Proposition de cessez-le-feu et points de blocage
Un responsable américain a déclaré lundi que le président Donald Trump n’était pas satisfait de la proposition. Des sources iraniennes ont indiqué que Téhéran ne traiterait pas de son programme nucléaire tant que les combats ne cessent pas et que les différends sur le transport maritime dans le Golfe ne sont pas réglés. Le conflit en est à sa neuvième semaine, ce qui fait monter les prix de l’énergie et perturbe les chaînes d’approvisionnement (organisation du transport et de la livraison des biens). L’Agence internationale de l’énergie a averti d’un possible choc d’offre (baisse brutale des volumes disponibles), en parallèle de risques de ralentissement de la demande. L’Iran a restreint les flux à Ormuz, par où transitent environ 20 % du pétrole et du gaz mondiaux, tandis que les États-Unis maintiennent un blocus des ports iraniens. Des données Reuters de suivi des navires ont montré que six pétroliers iraniens ont fait demi-tour, tandis qu’un méthanier d’ADNOC (navire transportant du gaz naturel liquéfié, GNL, c’est-à-dire du gaz refroidi et liquéfié pour le transport) a franchi Ormuz et approchait de l’Inde.Prix de marché et implications pour le trading
L’incertitude se voit sur le marché des dérivés (produits financiers dont la valeur dépend d’un actif, ici le pétrole), où l’indice de volatilité du pétrole brut de la CBOE (OVX, indicateur de la volatilité implicite, c’est‑à‑dire l’ampleur des variations anticipées par le marché via les options) a bondi au‑delà de 50, un niveau inédit depuis les fortes perturbations d’offre de 2022. Cette volatilité implicite élevée renchérit l’achat d’options (contrats donnant le droit, et non l’obligation, d’acheter ou de vendre à un prix fixé), mais conserver des positions sans couverture (sans protection contre une hausse ou une baisse) est encore plus risqué.
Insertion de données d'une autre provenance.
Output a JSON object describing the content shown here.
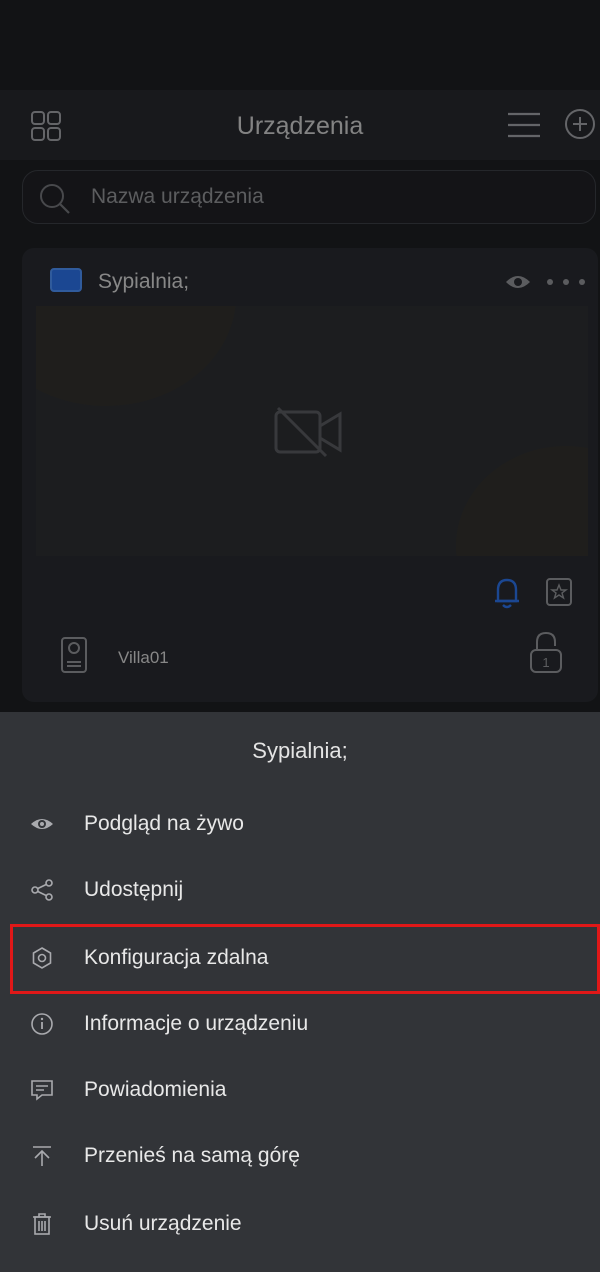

Dans ce contexte, utiliser des options pour limiter le risque est l’approche la plus prudente. Avant même cette crise, le marché était déjà tendu, comme l’illustrent les données de l’EIA montrant des baisses régulières des stocks (réduction des réserves disponibles) jusqu’en mars et début avril 2026. Le dernier rapport mensuel de l’AIE signalait déjà un déficit d’offre mondial (offre inférieure à la demande) au deuxième trimestre. La perturbation à Ormuz, qui touche près de 21 millions de barils par jour, aggrave ce déséquilibre. Compte tenu des mouvements possibles dans les deux sens, des stratégies visant à profiter de la volatilité, comme les straddles ou les strangles (achats simultanés d’options d’achat et de vente, à des prix d’exercice identiques ou différents, pour gagner si le marché bouge fortement), peuvent être envisagées. Ces montages permettent de profiter d’un grand mouvement sans devoir anticiper le sens. À l’inverse, des paris directionnels simples via des contrats à terme (futures, accords d’achat/vente à une date future à un prix fixé) exposent à un risque élevé si l’actualité diplomatique change rapidement. Il faut aussi surveiller les signes montrant que le blocus n’est pas total, car ils peuvent limiter la hausse. Le passage d’un méthanier d’ADNOC vers l’Inde indique que certains flux d’énergie continuent, ce qui pourrait éviter une panique. Le suivi des navires pour détecter une reprise du trafic de pétroliers restera un indicateur avancé clé.